Embodiment 16: A method of producing expanded graphite, the method comprising: intercalating flake graphite using an intercalant to produce an intercalated flake graphite; and irradiating the intercalated flake graphite with a high energy photon source at a defined wavelength to produce expanded graphite.

Embodiment 17: The method of embodiment 16, wherein the high energy photon source is an LED light source, a laser or solar energy. Embodiment 18: The method of embodiment 16 or 17, wherein the flake graphite has a lateral size of about 600 μm.

Embodiment 19: The method of any one of embodiments 16-18, wherein the intercalant is a strong acid.

Embodiment 20: The method of embodiment 19, wherein the strong acid is perchloric acid.

Preparation of Intercalated Graphite: Graphite and perchloric acid were reacted in the ratio of (graphite: perchloric acid; 1:4) at 150° C. for 30 min to form an intercalated graphite compound.

Preparation of Laser Expanded Graphite: Laser expanded graphite was prepared by taking the intercalated graphite in the ceramic dish and illuminating it with a continuous wave infrared (CW-IR) laser source for 30 sec at a distance of 2 cm.

Preparation of Solar Expanded Graphite: Solar expanded graphite was prepared by irradiating focused solar radiation on the intercalated graphite. The solar radiation was focused using simple magnification glass with diameter and focal length of about 7.5 cm and 10 cm, respectively. Not intending to be bound by theory, the focused solar irradiation on intercalated graphite triggers the rapid expansion process to form solar expanded graphite.

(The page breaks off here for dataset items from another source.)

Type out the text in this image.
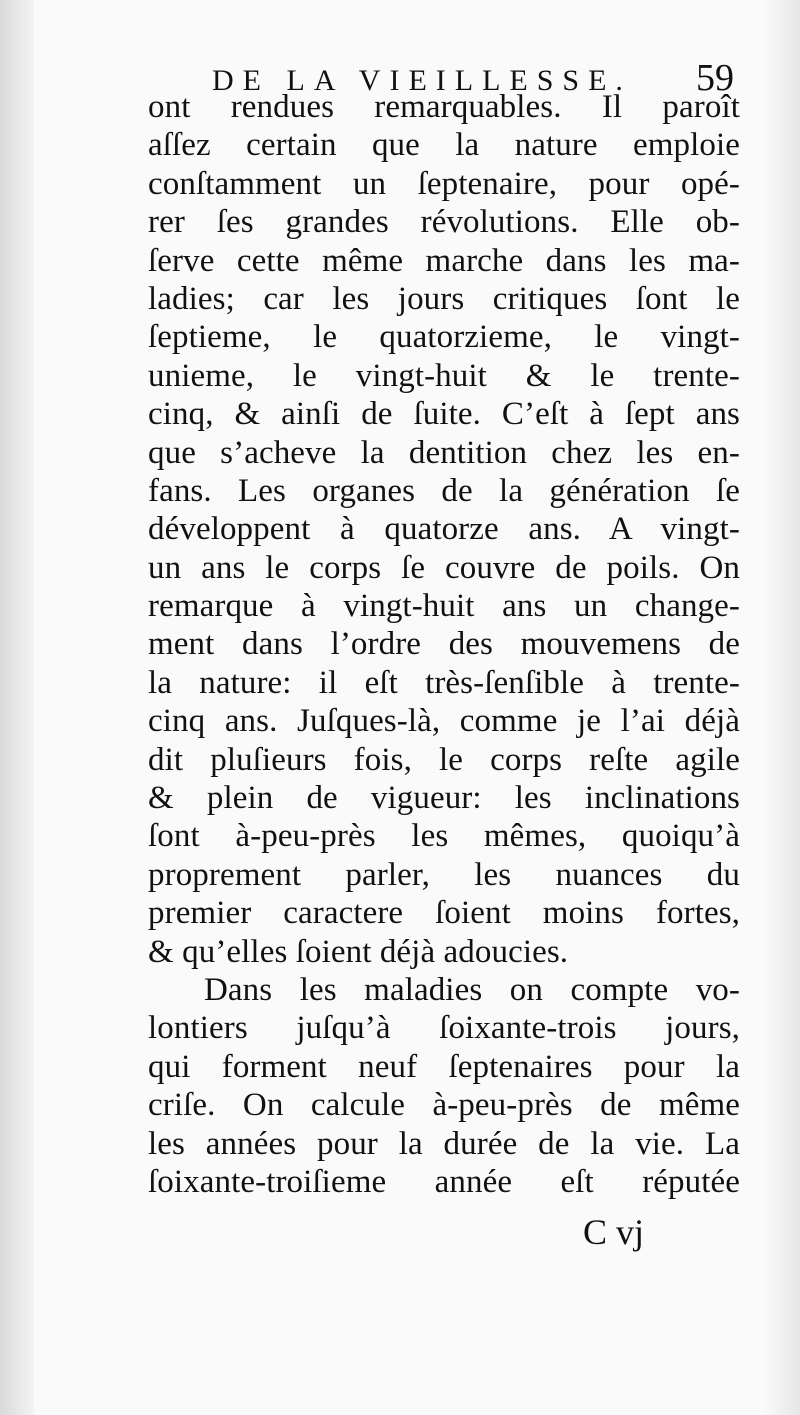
DE LA VIEILLESSE. 59
ont rendues remarquables. Il paroît
aſſez certain que la nature emploie
conſtamment un ſeptenaire, pour opé-
rer ſes grandes révolutions. Elle ob-
ſerve cette même marche dans les ma-
ladies; car les jours critiques ſont le
ſeptieme, le quatorzieme, le vingt-
unieme, le vingt-huit & le trente-
cinq, & ainſi de ſuite. C’eſt à ſept ans
que s’acheve la dentition chez les en-
fans. Les organes de la génération ſe
développent à quatorze ans. A vingt-
un ans le corps ſe couvre de poils. On
remarque à vingt-huit ans un change-
ment dans l’ordre des mouvemens de
la nature: il eſt très-ſenſible à trente-
cinq ans. Juſques-là, comme je l’ai déjà
dit pluſieurs fois, le corps reſte agile
& plein de vigueur: les inclinations
ſont à-peu-près les mêmes, quoiqu’à
proprement parler, les nuances du
premier caractere ſoient moins fortes,
& qu’elles ſoient déjà adoucies.
Dans les maladies on compte vo-
lontiers juſqu’à ſoixante-trois jours,
qui forment neuf ſeptenaires pour la
criſe. On calcule à-peu-près de même
les années pour la durée de la vie. La
ſoixante-troiſieme année eſt réputée
C vj
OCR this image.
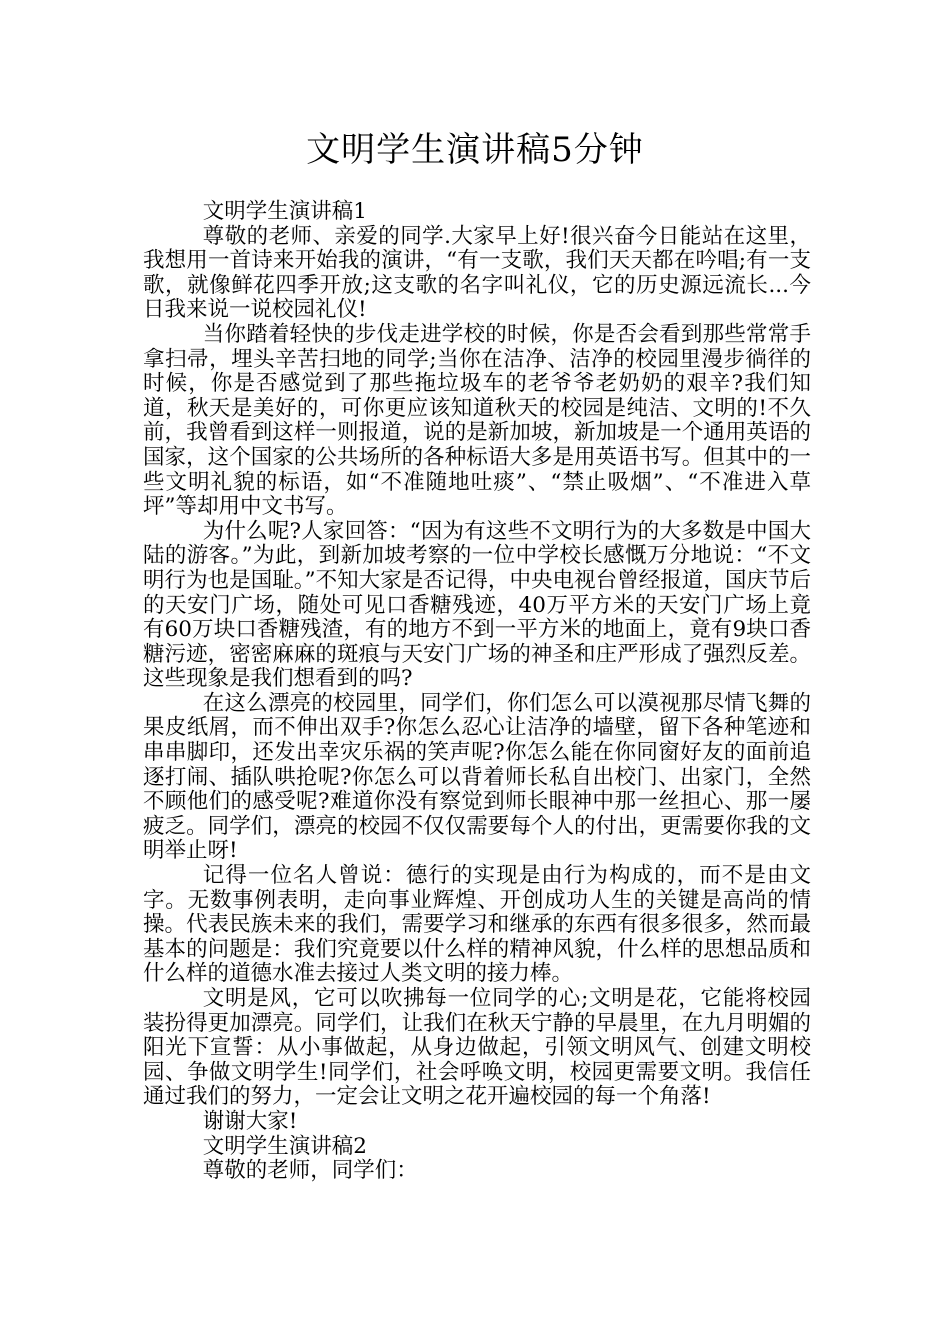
文明学生演讲稿5分钟

文明学生演讲稿1

尊敬的老师、亲爱的同学.大家早上好!很兴奋今日能站在这里，我想用一首诗来开始我的演讲，“有一支歌，我们天天都在吟唱;有一支歌，就像鲜花四季开放;这支歌的名字叫礼仪，它的历史源远流长...今日我来说一说校园礼仪!

当你踏着轻快的步伐走进学校的时候，你是否会看到那些常常手拿扫帚，埋头辛苦扫地的同学;当你在洁净、洁净的校园里漫步徜徉的时候，你是否感觉到了那些拖垃圾车的老爷爷老奶奶的艰辛?我们知道，秋天是美好的，可你更应该知道秋天的校园是纯洁、文明的!不久前，我曾看到这样一则报道，说的是新加坡，新加坡是一个通用英语的国家，这个国家的公共场所的各种标语大多是用英语书写。但其中的一些文明礼貌的标语，如“不准随地吐痰”、“禁止吸烟”、“不准进入草坪”等却用中文书写。

为什么呢?人家回答：“因为有这些不文明行为的大多数是中国大陆的游客。”为此，到新加坡考察的一位中学校长感慨万分地说：“不文明行为也是国耻。”不知大家是否记得，中央电视台曾经报道，国庆节后的天安门广场，随处可见口香糖残迹，40万平方米的天安门广场上竟有60万块口香糖残渣，有的地方不到一平方米的地面上，竟有9块口香糖污迹，密密麻麻的斑痕与天安门广场的神圣和庄严形成了强烈反差。这些现象是我们想看到的吗?

在这么漂亮的校园里，同学们，你们怎么可以漠视那尽情飞舞的果皮纸屑，而不伸出双手?你怎么忍心让洁净的墙壁，留下各种笔迹和串串脚印，还发出幸灾乐祸的笑声呢?你怎么能在你同窗好友的面前追逐打闹、插队哄抢呢?你怎么可以背着师长私自出校门、出家门，全然不顾他们的感受呢?难道你没有察觉到师长眼神中那一丝担心、那一屡疲乏。同学们，漂亮的校园不仅仅需要每个人的付出，更需要你我的文明举止呀!

记得一位名人曾说：德行的实现是由行为构成的，而不是由文字。无数事例表明，走向事业辉煌、开创成功人生的关键是高尚的情操。代表民族未来的我们，需要学习和继承的东西有很多很多，然而最基本的问题是：我们究竟要以什么样的精神风貌，什么样的思想品质和什么样的道德水准去接过人类文明的接力棒。

文明是风，它可以吹拂每一位同学的心;文明是花，它能将校园装扮得更加漂亮。同学们，让我们在秋天宁静的早晨里，在九月明媚的阳光下宣誓：从小事做起，从身边做起，引领文明风气、创建文明校园、争做文明学生!同学们，社会呼唤文明，校园更需要文明。我信任通过我们的努力，一定会让文明之花开遍校园的每一个角落!

谢谢大家!

文明学生演讲稿2

尊敬的老师，同学们：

The observed SEM images () show an expansion of graphite flakes into a scaled worm like morphology. The SEM data shows that proper and efficient expansion of graphite flakes through high energy photon irradiation from laser and solar source was achieved. The volume of expanded graphite was measured as 240 times that of the original volume of graphite flakes. This expansion led to the formation of “scaled worm-like” structure by creating space between the layers of graphite flakes.